I have never really gone into much detail about those last few days on this blog and am still not sure how much I can tell you, mainly because much of it is a blur to me. Over the next few days I will be going back down that particular memory lane. Why, you may ask? I don't know. I think I just feel the need to relive it and maybe, just maybe, I can begin to heal. My heart will always be broken but maybe the band-aids holding it together will strengthen and more scar tissue will form and maybe one day I won't need band-aids anymore but one thing I know for sure is that the scars will always be there, maybe slightly less red and vivid over time but always there.

I wanted to tell you about my sister's wedding as well but that can wait for a later post, when I manage to post pictures again (still having problems with blogger) and this crappy time of the year is over.

I also want to say to Tertia how terribly sorry I am. I wish you did not have to go through this and experience those awful feelings again. I will be thinking of you tomorrow. {{{BIG HUG}}}

Friday, March 09, 2007

Group meeting

What a busy week! My in-laws have been visiting the whole week and my mom came down on Tuesday for the Cliff Richard concert. So Tuesday night was Cliff Richard, Wednesday night I went to book club and Thursday night was Special Needs Group. That was rather an emotional meeting. We had a new member so we did the rounds and each told our story. I was fine until I was asked how I am doing now and then tissues had to be handed out.
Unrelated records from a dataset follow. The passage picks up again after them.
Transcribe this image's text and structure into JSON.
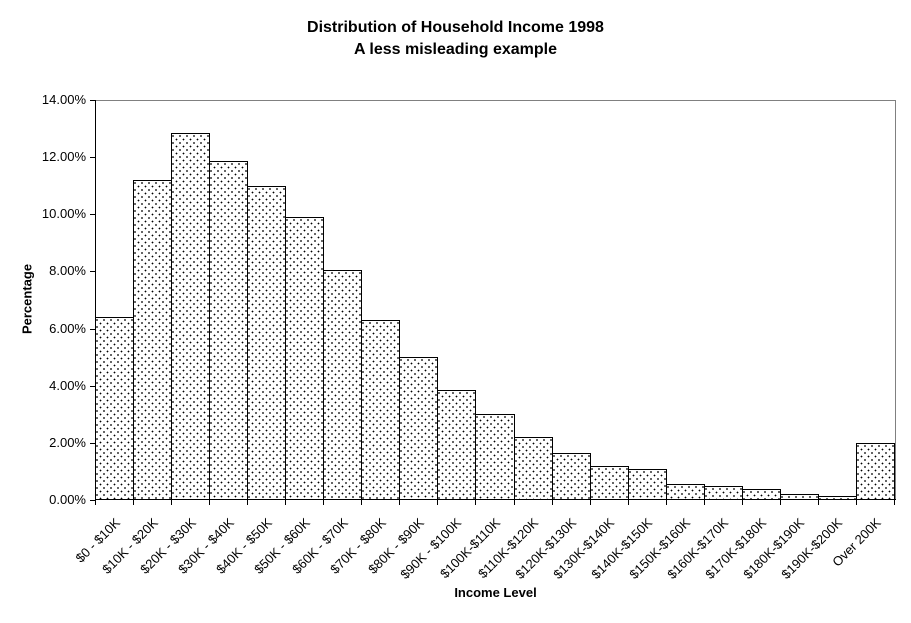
{
  "chart": {
    "accent_black": "#000000",
    "plot_border_color": "#808080",
    "background_color": "#ffffff"
  },
  "chart_data": {
    "type": "bar",
    "title": "Distribution of Household Income 1998",
    "subtitle": "A less misleading example",
    "xlabel": "Income Level",
    "ylabel": "Percentage",
    "categories": [
      "$0 - $10K",
      "$10K - $20K",
      "$20K - $30K",
      "$30K - $40K",
      "$40K - $50K",
      "$50K - $60K",
      "$60K - $70K",
      "$70K - $80K",
      "$80K - $90K",
      "$90K - $100K",
      "$100K-$110K",
      "$110K-$120K",
      "$120K-$130K",
      "$130K-$140K",
      "$140K-$150K",
      "$150K-$160K",
      "$160K-$170K",
      "$170K-$180K",
      "$180K-$190K",
      "$190K-$200K",
      "Over 200K"
    ],
    "values": [
      6.4,
      11.2,
      12.85,
      11.85,
      11.0,
      9.9,
      8.05,
      6.3,
      5.0,
      3.85,
      3.0,
      2.2,
      1.65,
      1.2,
      1.1,
      0.55,
      0.5,
      0.4,
      0.2,
      0.15,
      2.0
    ],
    "ylim": [
      0,
      14
    ],
    "ytick_step": 2,
    "ytick_labels": [
      "0.00%",
      "2.00%",
      "4.00%",
      "6.00%",
      "8.00%",
      "10.00%",
      "12.00%",
      "14.00%"
    ],
    "grid": false,
    "legend": null,
    "bar_fill": "white-with-black-dot-pattern",
    "bar_border_color": "#000000",
    "plot_border_color": "#808080"
  }
}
D had a very bad day between organising 3 operations in one, doctor's visits for one, emergency call from school for the other one and then a car which decided to roll back into 2 others. All in one day. Ryan (cerebral palsy, 21 yrs old) gave a lovely speech which had the new mom in tears. Her son was hit by a car last year and he is now brain damaged although they told her that he would not make it and he has amazed them all. M is pregnant and is waiting to find out if the baby has the same syndrome as JP. G also had a bad day but did not go into details. I think it was a support meeting in the true sense of the word.
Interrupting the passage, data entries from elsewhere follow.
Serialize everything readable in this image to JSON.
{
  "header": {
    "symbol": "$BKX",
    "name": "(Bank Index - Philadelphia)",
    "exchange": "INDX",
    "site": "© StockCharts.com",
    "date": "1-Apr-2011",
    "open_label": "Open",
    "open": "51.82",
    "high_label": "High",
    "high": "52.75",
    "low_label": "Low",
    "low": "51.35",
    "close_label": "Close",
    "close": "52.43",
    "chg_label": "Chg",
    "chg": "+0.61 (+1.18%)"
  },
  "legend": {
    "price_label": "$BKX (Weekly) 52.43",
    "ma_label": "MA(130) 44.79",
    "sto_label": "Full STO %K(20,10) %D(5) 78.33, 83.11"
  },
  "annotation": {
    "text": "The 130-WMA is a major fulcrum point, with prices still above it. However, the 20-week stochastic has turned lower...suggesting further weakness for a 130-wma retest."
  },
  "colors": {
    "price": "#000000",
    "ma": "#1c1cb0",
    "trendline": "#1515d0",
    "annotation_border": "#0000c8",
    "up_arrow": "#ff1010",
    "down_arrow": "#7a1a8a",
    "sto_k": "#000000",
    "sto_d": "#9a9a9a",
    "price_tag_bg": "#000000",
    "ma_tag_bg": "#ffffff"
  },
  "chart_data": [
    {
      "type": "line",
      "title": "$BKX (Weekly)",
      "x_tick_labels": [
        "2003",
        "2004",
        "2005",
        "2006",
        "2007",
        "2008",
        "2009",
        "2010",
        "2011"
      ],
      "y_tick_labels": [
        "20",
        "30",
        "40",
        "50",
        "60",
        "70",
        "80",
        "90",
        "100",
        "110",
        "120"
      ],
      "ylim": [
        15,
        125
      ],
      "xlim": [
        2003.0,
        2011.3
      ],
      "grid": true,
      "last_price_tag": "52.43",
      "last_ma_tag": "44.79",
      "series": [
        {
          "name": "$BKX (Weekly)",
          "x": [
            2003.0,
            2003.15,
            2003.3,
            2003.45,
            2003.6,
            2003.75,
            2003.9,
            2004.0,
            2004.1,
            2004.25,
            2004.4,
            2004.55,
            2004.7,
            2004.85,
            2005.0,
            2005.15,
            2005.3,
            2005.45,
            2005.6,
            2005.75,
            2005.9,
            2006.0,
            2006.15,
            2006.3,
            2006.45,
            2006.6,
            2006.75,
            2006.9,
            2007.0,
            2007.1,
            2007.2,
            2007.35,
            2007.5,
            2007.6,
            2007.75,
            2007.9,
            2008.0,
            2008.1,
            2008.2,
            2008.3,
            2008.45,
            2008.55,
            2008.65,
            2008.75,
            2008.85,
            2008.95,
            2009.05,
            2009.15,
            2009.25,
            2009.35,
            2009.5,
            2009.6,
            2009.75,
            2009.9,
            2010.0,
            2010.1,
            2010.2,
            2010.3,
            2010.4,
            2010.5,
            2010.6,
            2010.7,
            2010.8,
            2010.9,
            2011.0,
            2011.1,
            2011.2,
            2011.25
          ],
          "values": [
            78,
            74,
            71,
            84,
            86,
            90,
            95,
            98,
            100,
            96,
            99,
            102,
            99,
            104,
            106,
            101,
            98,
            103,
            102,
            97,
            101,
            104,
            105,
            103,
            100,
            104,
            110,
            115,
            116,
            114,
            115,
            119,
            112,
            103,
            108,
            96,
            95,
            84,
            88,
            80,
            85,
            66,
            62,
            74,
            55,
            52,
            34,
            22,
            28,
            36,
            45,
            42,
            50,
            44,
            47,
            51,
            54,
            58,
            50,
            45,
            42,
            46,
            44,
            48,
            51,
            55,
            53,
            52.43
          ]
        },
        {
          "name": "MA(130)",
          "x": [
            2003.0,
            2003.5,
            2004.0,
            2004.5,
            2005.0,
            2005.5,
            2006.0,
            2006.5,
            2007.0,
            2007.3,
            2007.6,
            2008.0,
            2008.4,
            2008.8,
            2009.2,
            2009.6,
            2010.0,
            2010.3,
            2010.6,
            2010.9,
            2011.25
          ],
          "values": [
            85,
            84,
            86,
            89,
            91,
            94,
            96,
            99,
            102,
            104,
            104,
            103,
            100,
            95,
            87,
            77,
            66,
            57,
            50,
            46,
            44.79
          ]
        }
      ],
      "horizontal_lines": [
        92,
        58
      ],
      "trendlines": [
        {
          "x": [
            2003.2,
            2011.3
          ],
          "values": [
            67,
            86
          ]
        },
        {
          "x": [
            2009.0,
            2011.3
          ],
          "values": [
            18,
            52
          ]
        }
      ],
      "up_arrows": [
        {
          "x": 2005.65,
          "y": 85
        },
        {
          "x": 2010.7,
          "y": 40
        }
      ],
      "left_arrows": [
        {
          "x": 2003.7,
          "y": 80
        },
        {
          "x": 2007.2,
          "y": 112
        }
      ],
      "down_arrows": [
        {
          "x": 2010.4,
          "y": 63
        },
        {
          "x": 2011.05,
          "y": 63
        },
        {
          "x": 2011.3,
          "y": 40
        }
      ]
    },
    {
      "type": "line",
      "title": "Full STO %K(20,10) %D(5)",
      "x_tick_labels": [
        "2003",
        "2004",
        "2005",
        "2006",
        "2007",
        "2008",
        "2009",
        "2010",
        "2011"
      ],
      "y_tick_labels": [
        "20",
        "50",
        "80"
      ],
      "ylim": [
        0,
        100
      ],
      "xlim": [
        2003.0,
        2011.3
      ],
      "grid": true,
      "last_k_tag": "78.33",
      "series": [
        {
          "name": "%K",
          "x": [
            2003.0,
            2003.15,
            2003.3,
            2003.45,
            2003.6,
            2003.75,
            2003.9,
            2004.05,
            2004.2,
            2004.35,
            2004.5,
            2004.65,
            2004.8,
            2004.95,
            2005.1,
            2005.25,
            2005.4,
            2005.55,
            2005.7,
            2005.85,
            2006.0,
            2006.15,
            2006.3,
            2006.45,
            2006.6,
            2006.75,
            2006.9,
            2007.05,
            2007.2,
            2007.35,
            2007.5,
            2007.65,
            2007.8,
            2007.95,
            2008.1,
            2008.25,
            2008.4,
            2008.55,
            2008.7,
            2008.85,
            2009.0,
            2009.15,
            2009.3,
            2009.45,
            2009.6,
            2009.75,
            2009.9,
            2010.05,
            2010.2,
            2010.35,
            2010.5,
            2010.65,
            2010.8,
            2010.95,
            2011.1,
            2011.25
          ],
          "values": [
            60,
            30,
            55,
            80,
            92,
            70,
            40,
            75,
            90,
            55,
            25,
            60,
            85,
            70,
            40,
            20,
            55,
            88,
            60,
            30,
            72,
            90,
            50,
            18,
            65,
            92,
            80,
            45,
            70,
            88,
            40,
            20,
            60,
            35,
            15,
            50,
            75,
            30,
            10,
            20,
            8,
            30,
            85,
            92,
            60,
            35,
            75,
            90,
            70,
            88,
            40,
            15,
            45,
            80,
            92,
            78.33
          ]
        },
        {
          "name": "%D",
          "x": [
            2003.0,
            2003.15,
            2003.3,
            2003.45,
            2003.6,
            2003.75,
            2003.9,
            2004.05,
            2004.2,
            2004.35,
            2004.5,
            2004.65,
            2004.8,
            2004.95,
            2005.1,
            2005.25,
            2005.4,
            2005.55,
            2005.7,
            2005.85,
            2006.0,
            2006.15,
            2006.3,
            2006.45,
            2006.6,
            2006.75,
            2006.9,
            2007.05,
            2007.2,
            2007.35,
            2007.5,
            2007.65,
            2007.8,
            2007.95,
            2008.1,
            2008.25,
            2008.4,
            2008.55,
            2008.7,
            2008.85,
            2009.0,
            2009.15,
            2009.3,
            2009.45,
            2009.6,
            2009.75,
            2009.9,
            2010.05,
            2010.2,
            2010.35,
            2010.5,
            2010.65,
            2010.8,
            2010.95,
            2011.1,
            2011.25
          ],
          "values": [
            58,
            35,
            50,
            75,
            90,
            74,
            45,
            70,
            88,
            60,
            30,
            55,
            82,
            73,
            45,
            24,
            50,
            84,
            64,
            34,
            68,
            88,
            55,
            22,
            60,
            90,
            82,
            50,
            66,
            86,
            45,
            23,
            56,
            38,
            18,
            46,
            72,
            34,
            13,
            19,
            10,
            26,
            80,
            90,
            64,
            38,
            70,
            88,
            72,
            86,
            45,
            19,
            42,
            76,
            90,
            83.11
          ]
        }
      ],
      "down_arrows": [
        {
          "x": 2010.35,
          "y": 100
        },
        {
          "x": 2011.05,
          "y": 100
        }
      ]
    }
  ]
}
Certain things came up in the meeting which I must remember to discuss sometime, specifically religion. It can be quite an interesting topic in a group like that. But right now it is hot, late and after very bad service in a restaurant I am going to go to bed. The next week will probably be quite busy as my sister is getting married on the 17th. Tomorrow night is her hen's party which promises to be a lot of fun. And the 24th is looming. I opened my diary of last year to today's date to write something down and in there were the details of Kendra's first visit to the Cherie Botha school. Kind of gets to you.

Thursday, March 01, 2007

14 years!

On Tuesday 27 Feb we were married for 14 years. Can you believe it? 14 years of ups and downs. Generally it has been a good 14 years, well except for the last year. We have been told that losing a child often causes marriages to break up but I can thankfully say that ours has gone from strength to strength. Oh, we have our moments but as time goes by we learn to deal with them better. Gathry has been my rock this last year.
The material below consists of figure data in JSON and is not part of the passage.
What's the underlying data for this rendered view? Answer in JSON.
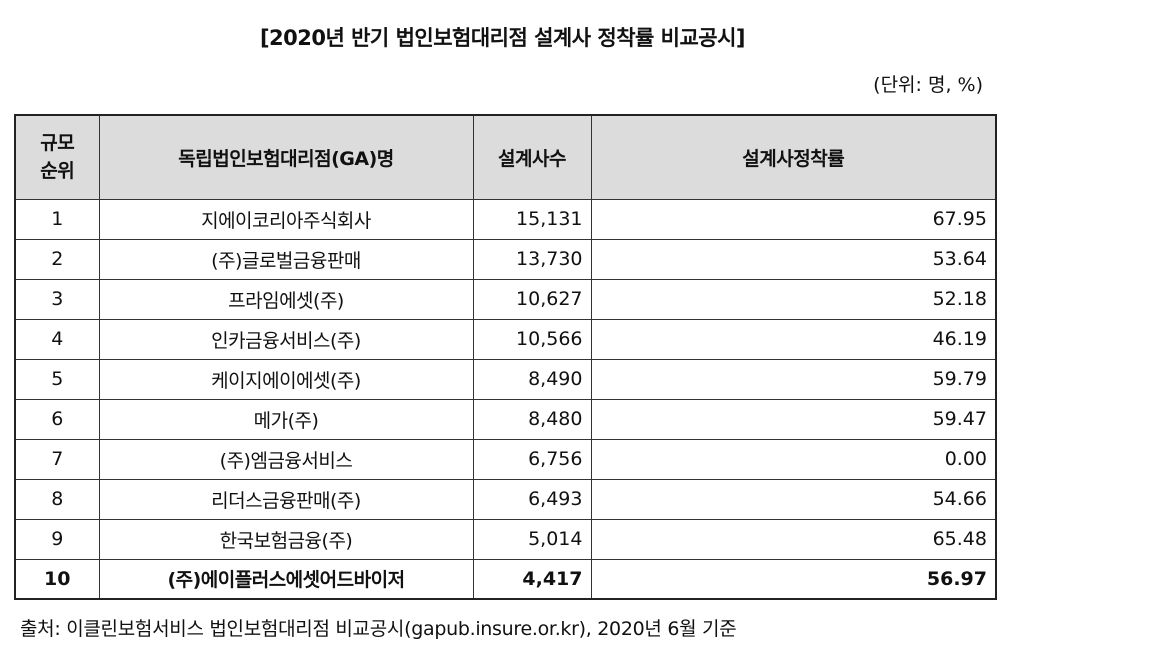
{
  "title": "[2020년 반기 법인보험대리점 설계사 정착률 비교공시]",
  "unit": "(단위: 명, %)",
  "table": {
    "headers": {
      "rank_line1": "규모",
      "rank_line2": "순위",
      "name": "독립법인보험대리점(GA)명",
      "agents": "설계사수",
      "retention": "설계사정착률"
    },
    "rows": [
      {
        "rank": "1",
        "name": "지에이코리아주식회사",
        "agents": "15,131",
        "retention": "67.95"
      },
      {
        "rank": "2",
        "name": "(주)글로벌금융판매",
        "agents": "13,730",
        "retention": "53.64"
      },
      {
        "rank": "3",
        "name": "프라임에셋(주)",
        "agents": "10,627",
        "retention": "52.18"
      },
      {
        "rank": "4",
        "name": "인카금융서비스(주)",
        "agents": "10,566",
        "retention": "46.19"
      },
      {
        "rank": "5",
        "name": "케이지에이에셋(주)",
        "agents": "8,490",
        "retention": "59.79"
      },
      {
        "rank": "6",
        "name": "메가(주)",
        "agents": "8,480",
        "retention": "59.47"
      },
      {
        "rank": "7",
        "name": "(주)엠금융서비스",
        "agents": "6,756",
        "retention": "0.00"
      },
      {
        "rank": "8",
        "name": "리더스금융판매(주)",
        "agents": "6,493",
        "retention": "54.66"
      },
      {
        "rank": "9",
        "name": "한국보험금융(주)",
        "agents": "5,014",
        "retention": "65.48"
      },
      {
        "rank": "10",
        "name": "(주)에이플러스에셋어드바이저",
        "agents": "4,417",
        "retention": "56.97"
      }
    ]
  },
  "source": "출처: 이클린보험서비스 법인보험대리점 비교공시(gapub.insure.or.kr), 2020년 6월 기준"
}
And somehow the significance of the day had me in tears on Tuesday morning. Last year Kendra was here for our anniversary and now she is not. The previous year I was pregnant. So she has been around for 2 anniversaries. The fact that she is no longer here to celebrate with us seems to taint all happy occasions. And now I feel the anniversary of her death looming. Good thing I am going to be quite busy this month so will not have time to dwell on happier times or the happenings of last March. I cannot believe it has been a whole year already. That sucks!

PS: I upgraded to the new version of blogger and have now lost the picture of Kendra in my profile(well, lost the whole profile basically) as I used the same email address for the special needs group and it has taken that profile. So if things look a bit strange on the blog for a while don't be surprised.